Thank you. Good morning and, first of all, congratulations on a very good set of numbers. I have a couple of questions. First one is that how much would be your ESOP cost for funding over the next four five quarters? The second one was that I want to understand if there's anything in the pipeline.
Let me answer that. The ESOP cost is roughly INR 27 crore a year. That's in fraction of profit accounts and it will be probably around what it is this year. We don't see any significant change in next year, if that's the question. Alisha, is that number correct?
Yeah. That's absolutely right. Yeah.
We don't see any significant change in next year, no.
No.
Okay. Understood. Thanks. The second question, as I said, is there anything in the pipeline which you see from an inorganic expansion perspective?
Inorganic, is that the question?
Inorganic, yeah.
You know, we can't comment on this. We keep looking at businesses and companies, but we can't comment on this at this stage.
Okay. Thank you.
Thanks, Sachin.
Thank you. Before we take the next participant, reminder to everyone, anyone who wishes to ask a question, press star and one. The next question is from the line of Abhishek Devi from Vent Securities. Please go ahead.
Good morning. Am I audible?
Yes, you're audible. Please go on.
Yeah. Congratulations for your numbers.
Thank you.
I had couple of questions. One is on the abSure business, I wanted to know what is the current number of outlets, and previously we were guiding for 120 outlets by the end of the year. Are we on track for that?
No, we're not. I think on the call, Vinay Sanghi said we are about 73 now. I think we'll end up adding about 20 by March. We should be around 90-95 by the end of the year. That's what it should be.
Are the revenues from this segment becoming more meaningful now or is it too early?
No, it's too early still. It's a pretty early business, right? It's only a, it's almost like an early-stage business even in the portfolio.
Okay. The second question was on the media business. While the remarketing business has been subdued, the media business has pursued strongly. According to you, is this a sustainable number of unique visitors? Do we ever plan to monetize them directly?
At this stage, there's no plan to monetize the consumers directly. I think the steady growth of our consumers now is we think that most people who buy cars are on the internet. The steady growth should almost be similar to industry level growth in a way. We are also adding similar platforms, et cetera, so you might find a little better growth rate in terms of our user than industry. On the whole, do remember that our revenues are not dependent on number of consumers coming to the platform. It is highly dependent on the amount of money manufacturers and car manufacturers or vehicle manufacturers and dealer spend. Revenue are not completely correlated to number of customers coming to the platform.
This is, you know, one thing you should keep in mind, that the revenues are dependent on the percentage of digital money spent by car manufacturer and dealer to the advertising space.
Okay. Thank you for the clarity.
Sure. Take care.
Thank you.
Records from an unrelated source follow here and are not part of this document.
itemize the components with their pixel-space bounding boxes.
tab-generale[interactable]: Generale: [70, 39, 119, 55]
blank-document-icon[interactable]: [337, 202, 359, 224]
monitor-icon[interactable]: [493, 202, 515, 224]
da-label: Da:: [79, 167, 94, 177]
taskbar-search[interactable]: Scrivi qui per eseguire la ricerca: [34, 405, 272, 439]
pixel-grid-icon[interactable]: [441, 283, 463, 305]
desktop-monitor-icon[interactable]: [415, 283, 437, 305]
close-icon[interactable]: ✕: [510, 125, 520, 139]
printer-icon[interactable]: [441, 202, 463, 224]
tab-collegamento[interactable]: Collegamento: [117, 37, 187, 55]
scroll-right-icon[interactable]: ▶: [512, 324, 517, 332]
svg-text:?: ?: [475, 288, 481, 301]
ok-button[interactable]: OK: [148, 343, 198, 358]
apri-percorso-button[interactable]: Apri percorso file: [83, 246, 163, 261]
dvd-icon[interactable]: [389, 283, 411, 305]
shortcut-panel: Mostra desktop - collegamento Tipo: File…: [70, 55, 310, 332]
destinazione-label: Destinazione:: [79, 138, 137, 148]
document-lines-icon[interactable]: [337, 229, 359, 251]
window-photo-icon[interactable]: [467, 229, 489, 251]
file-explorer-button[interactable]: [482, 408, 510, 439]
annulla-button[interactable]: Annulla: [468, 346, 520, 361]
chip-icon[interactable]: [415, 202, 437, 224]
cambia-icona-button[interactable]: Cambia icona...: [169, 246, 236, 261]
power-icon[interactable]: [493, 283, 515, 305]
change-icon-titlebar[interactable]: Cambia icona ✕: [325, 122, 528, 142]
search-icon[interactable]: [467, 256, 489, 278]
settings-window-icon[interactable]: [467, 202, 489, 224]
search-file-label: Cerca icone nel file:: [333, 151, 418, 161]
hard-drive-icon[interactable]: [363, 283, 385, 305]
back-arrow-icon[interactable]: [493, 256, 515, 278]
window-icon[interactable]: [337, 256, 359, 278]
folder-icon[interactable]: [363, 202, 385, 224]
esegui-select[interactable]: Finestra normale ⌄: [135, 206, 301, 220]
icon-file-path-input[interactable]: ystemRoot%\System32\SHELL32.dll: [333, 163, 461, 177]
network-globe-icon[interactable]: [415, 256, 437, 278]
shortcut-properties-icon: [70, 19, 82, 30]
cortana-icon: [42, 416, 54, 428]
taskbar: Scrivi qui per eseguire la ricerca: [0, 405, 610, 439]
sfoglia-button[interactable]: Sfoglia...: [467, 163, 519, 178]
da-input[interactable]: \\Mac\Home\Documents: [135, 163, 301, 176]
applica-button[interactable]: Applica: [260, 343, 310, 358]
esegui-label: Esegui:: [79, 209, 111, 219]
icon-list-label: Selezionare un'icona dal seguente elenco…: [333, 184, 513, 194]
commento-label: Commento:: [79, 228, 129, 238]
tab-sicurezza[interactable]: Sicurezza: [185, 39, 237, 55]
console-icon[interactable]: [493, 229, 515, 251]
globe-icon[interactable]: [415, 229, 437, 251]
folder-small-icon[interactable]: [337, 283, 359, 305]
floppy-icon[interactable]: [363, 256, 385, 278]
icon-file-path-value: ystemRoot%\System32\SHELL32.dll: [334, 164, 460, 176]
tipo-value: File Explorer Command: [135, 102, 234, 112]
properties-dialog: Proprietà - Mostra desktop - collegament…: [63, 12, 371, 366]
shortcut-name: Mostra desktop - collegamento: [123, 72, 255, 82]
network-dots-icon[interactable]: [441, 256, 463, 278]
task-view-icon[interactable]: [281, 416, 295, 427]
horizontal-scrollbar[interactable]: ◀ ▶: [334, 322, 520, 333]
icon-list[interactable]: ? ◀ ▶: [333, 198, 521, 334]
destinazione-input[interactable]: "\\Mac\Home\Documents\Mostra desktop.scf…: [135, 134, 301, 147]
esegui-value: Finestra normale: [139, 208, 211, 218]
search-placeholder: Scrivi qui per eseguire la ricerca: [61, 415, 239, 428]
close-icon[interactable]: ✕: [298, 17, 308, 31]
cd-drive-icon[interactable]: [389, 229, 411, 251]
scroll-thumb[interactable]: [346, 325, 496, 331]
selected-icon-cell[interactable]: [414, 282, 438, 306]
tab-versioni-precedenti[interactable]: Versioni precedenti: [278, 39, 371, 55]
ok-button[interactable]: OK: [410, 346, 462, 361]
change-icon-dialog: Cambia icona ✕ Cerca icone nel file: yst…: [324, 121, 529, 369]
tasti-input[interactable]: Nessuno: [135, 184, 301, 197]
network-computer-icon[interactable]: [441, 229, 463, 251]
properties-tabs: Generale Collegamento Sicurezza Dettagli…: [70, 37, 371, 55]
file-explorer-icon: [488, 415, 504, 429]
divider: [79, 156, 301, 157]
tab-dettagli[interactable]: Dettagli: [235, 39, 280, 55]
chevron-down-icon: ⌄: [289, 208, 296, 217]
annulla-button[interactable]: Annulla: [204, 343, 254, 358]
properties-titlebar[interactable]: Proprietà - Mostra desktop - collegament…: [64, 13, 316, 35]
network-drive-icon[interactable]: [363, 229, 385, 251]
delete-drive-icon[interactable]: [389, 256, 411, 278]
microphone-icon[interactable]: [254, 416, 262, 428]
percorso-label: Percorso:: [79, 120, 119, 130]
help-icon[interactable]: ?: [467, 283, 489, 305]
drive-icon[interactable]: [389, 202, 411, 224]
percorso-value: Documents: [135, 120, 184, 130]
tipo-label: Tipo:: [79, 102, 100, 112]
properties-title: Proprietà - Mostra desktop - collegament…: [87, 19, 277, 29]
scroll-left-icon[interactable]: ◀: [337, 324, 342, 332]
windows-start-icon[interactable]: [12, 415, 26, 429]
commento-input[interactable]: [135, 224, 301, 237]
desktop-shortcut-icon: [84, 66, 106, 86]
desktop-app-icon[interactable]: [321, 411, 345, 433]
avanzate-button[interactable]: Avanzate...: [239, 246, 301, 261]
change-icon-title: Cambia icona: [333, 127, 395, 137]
Participants who wishes to ask a question, hit star and one. As there are no further questions, I would now like to hand the conference over to the management for closing comments.
I just wanna thank all of you for, you know, joining the call. As you know, I said earlier, we've been able all the way up to the highest revenue and adjusted EBITDA. It's been a mixed quarter where we wrapped up a strong performance from Consumer Group, and it's been a tough quarter for the Remarketing Group. Thank you once again for joining in and taking the time out to, you know, hear us out. Thank you, everybody. Thank you.
Thank you.
Thank you. On behalf of CarTrade Tech Limited, we conclude this conference. Thank you for joining us and you may now disconnect your line.